Christiansen does not sound complacent about the new environment he is in but he made the transition from continental football to the English game look improbably simple until Millwall and Cardiff got inside his guard.The YEP’s Phil Hay
At their best Christiansen’s team take some working out but the division is starting to digest aspects of his philosophy. Ipswich and McCarthy were specific in pressing Felix Wiedwald on Saturday, complicating the goalkeeper’s attempts to direct play from the back.
Warnock had evidently examined Wiedwald’s brave but risky attempts to pass and be damned and had Cardiff’s forward line on his case on Tuesday night. Wiedwald thought twice about pushing his luck and went long instead, to a line-up which was not set up to receive them.
There was imprecision in Leeds’ football around the edge of Cardiff’s box but insufficient control of possession too. Warnock got the game he wanted and United’s mistakes did the rest for him. A slip from Mateusz Klich, a missed tackle from Pontus Jansson, a defence backing off Junior Hoilett and a captain, Liam Cooper, taking a second yellow card in a situation where a foul was unnecessary. A perfect storm with an inevitable outcome, and Sol Bamba in fancy dress as Sergio Busquets.

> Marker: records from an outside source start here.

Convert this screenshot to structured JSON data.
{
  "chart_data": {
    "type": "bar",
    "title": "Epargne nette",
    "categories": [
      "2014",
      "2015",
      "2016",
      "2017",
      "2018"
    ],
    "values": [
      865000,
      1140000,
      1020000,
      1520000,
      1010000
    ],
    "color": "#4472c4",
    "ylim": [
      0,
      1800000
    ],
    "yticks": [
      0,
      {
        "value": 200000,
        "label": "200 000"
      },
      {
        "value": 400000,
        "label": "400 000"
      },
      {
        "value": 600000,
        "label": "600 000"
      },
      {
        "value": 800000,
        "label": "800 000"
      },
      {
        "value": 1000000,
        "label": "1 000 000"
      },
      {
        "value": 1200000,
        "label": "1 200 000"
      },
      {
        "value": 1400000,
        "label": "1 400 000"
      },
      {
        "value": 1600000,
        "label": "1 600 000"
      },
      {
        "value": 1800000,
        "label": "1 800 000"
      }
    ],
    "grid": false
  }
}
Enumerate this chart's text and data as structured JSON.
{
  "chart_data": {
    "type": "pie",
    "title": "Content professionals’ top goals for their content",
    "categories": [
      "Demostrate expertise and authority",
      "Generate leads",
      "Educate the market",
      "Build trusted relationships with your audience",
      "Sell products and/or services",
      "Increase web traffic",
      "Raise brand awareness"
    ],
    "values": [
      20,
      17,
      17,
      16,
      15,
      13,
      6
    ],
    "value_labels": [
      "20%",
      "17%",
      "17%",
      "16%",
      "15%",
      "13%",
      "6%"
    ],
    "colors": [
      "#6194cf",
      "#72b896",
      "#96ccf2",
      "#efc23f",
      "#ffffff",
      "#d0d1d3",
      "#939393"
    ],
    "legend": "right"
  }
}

It falls to Christiansen to take heed of the errors and to reflect on the line-ups fielded at Millwall and Cardiff, but not to become perfect overnight. Two similar losses in the space of a fortnight makes United’s head coach look less than adaptable but they are hard fixtures in a short window for a manager with fewer than 10 Championship games to draw on. The results do not detract from the club’s extended form. And they will only count against him if Leeds are conducting the same post mortems many months down the line.

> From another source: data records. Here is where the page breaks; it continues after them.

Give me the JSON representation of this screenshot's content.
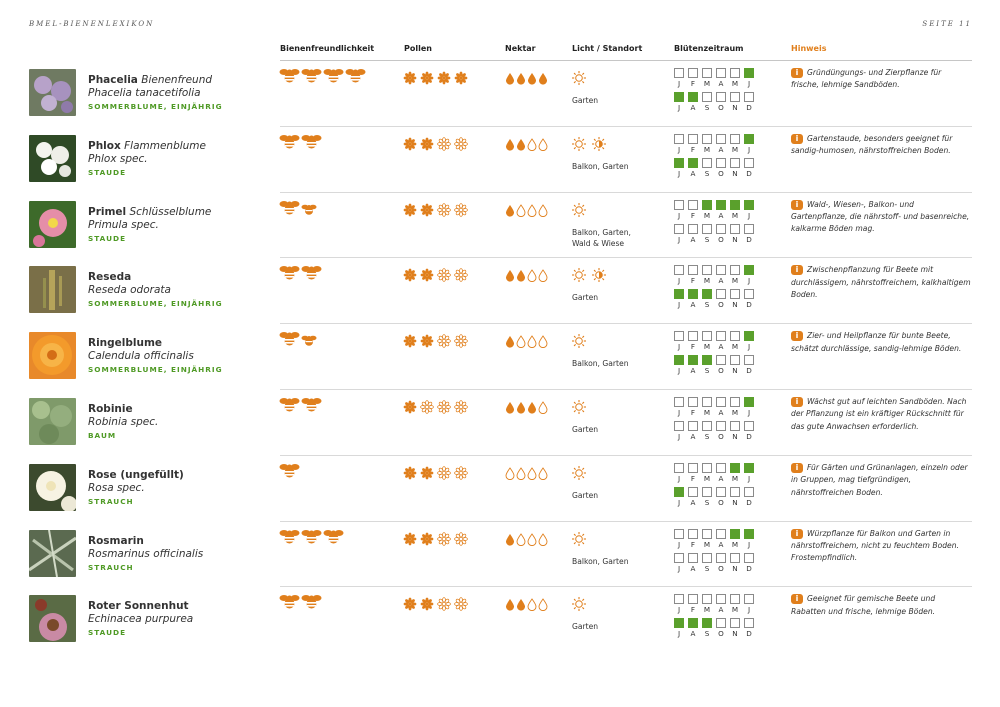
{
  "header": {
    "left": "BMEL-BIENENLEXIKON",
    "right": "SEITE 11"
  },
  "columns": {
    "bees": "Bienenfreundlichkeit",
    "pollen": "Pollen",
    "nectar": "Nektar",
    "light": "Licht / Standort",
    "bloom": "Blütenzeitraum",
    "note": "Hinweis"
  },
  "month_letters_1": [
    "J",
    "F",
    "M",
    "A",
    "M",
    "J"
  ],
  "month_letters_2": [
    "J",
    "A",
    "S",
    "O",
    "N",
    "D"
  ],
  "colors": {
    "orange": "#e07f1c",
    "green": "#5aa02c",
    "type_green": "#4f9a25"
  },
  "plants": [
    {
      "name": "Phacelia",
      "common": "Bienenfreund",
      "scientific": "Phacelia tanacetifolia",
      "type": "SOMMERBLUME, EINJÄHRIG",
      "thumb": "phacelia-photo",
      "bees": [
        4,
        0
      ],
      "pollen": 4,
      "nectar": 4,
      "sun_icons": "sun",
      "location": "Garten",
      "bloom_1": [
        0,
        0,
        0,
        0,
        0,
        1
      ],
      "bloom_2": [
        1,
        1,
        0,
        0,
        0,
        0
      ],
      "note": "Gründüngungs- und Zierpflanze für frische, lehmige Sandböden."
    },
    {
      "name": "Phlox",
      "common": "Flammenblume",
      "scientific": "Phlox spec.",
      "type": "STAUDE",
      "thumb": "phlox-photo",
      "bees": [
        2,
        0
      ],
      "pollen": 2,
      "nectar": 2,
      "sun_icons": "sun+halfsun",
      "location": "Balkon, Garten",
      "bloom_1": [
        0,
        0,
        0,
        0,
        0,
        1
      ],
      "bloom_2": [
        1,
        1,
        0,
        0,
        0,
        0
      ],
      "note": "Gartenstaude, besonders geeignet für sandig-humosen, nährstoffreichen Boden."
    },
    {
      "name": "Primel",
      "common": "Schlüsselblume",
      "scientific": "Primula spec.",
      "type": "STAUDE",
      "thumb": "primel-photo",
      "bees": [
        1,
        1
      ],
      "pollen": 2,
      "nectar": 1,
      "sun_icons": "sun",
      "location": "Balkon, Garten, Wald & Wiese",
      "bloom_1": [
        0,
        0,
        1,
        1,
        1,
        1
      ],
      "bloom_2": [
        0,
        0,
        0,
        0,
        0,
        0
      ],
      "note": "Wald-, Wiesen-, Balkon- und Gartenpflanze, die nährstoff- und basenreiche, kalkarme Böden mag."
    },
    {
      "name": "Reseda",
      "common": "",
      "scientific": "Reseda odorata",
      "type": "SOMMERBLUME, EINJÄHRIG",
      "thumb": "reseda-photo",
      "bees": [
        2,
        0
      ],
      "pollen": 2,
      "nectar": 2,
      "sun_icons": "sun+halfsun",
      "location": "Garten",
      "bloom_1": [
        0,
        0,
        0,
        0,
        0,
        1
      ],
      "bloom_2": [
        1,
        1,
        1,
        0,
        0,
        0
      ],
      "note": "Zwischenpflanzung für Beete mit durchlässigem, nährstoffreichem, kalkhaltigem Boden."
    },
    {
      "name": "Ringelblume",
      "common": "",
      "scientific": "Calendula officinalis",
      "type": "SOMMERBLUME, EINJÄHRIG",
      "thumb": "ringelblume-photo",
      "bees": [
        1,
        1
      ],
      "pollen": 2,
      "nectar": 1,
      "sun_icons": "sun",
      "location": "Balkon, Garten",
      "bloom_1": [
        0,
        0,
        0,
        0,
        0,
        1
      ],
      "bloom_2": [
        1,
        1,
        1,
        0,
        0,
        0
      ],
      "note": "Zier- und Heilpflanze für bunte Beete, schätzt durchlässige, sandig-lehmige Böden."
    },
    {
      "name": "Robinie",
      "common": "",
      "scientific": "Robinia spec.",
      "type": "BAUM",
      "thumb": "robinie-photo",
      "bees": [
        2,
        0
      ],
      "pollen": 1,
      "nectar": 3,
      "sun_icons": "sun",
      "location": "Garten",
      "bloom_1": [
        0,
        0,
        0,
        0,
        0,
        1
      ],
      "bloom_2": [
        0,
        0,
        0,
        0,
        0,
        0
      ],
      "note": "Wächst gut auf leichten Sandböden. Nach der Pflanzung ist ein kräftiger Rückschnitt für das gute Anwachsen erforderlich."
    },
    {
      "name": "Rose (ungefüllt)",
      "common": "",
      "scientific": "Rosa spec.",
      "type": "STRAUCH",
      "thumb": "rose-photo",
      "bees": [
        1,
        0
      ],
      "pollen": 2,
      "nectar": 0,
      "sun_icons": "sun",
      "location": "Garten",
      "bloom_1": [
        0,
        0,
        0,
        0,
        1,
        1
      ],
      "bloom_2": [
        1,
        0,
        0,
        0,
        0,
        0
      ],
      "note": "Für Gärten und Grünanlagen, einzeln oder in Gruppen, mag tiefgründigen, nährstoffreichen Boden."
    },
    {
      "name": "Rosmarin",
      "common": "",
      "scientific": "Rosmarinus officinalis",
      "type": "STRAUCH",
      "thumb": "rosmarin-photo",
      "bees": [
        3,
        0
      ],
      "pollen": 2,
      "nectar": 1,
      "sun_icons": "sun",
      "location": "Balkon, Garten",
      "bloom_1": [
        0,
        0,
        0,
        0,
        1,
        1
      ],
      "bloom_2": [
        0,
        0,
        0,
        0,
        0,
        0
      ],
      "note": "Würzpflanze für Balkon und Garten in nährstoffreichem, nicht zu feuchtem Boden. Frostempfindlich."
    },
    {
      "name": "Roter Sonnenhut",
      "common": "",
      "scientific": "Echinacea purpurea",
      "type": "STAUDE",
      "thumb": "sonnenhut-photo",
      "bees": [
        2,
        0
      ],
      "pollen": 2,
      "nectar": 2,
      "sun_icons": "sun",
      "location": "Garten",
      "bloom_1": [
        0,
        0,
        0,
        0,
        0,
        0
      ],
      "bloom_2": [
        1,
        1,
        1,
        0,
        0,
        0
      ],
      "note": "Geeignet für gemische Beete und Rabatten und frische, lehmige Böden."
    }
  ]
}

At Sheffield Wednesday on Sunday, where a managerial counterpart with two Championship seasons behind him is in some distress, the expectation will be of simple things: a line-up with the ability to put a foot in, some tightening up of the left side of Christiansen’s defence, some versatility if Wiedwald is squeezed by Wednesday’s attack and recognition of the fact that a player like Pablo Hernandez can drift and suffer on the wrong occasions away from home.
A thousand games in the Championship makes a lot of that come naturally. Christiansen should not feel guilty about taking time to immerse himself in it.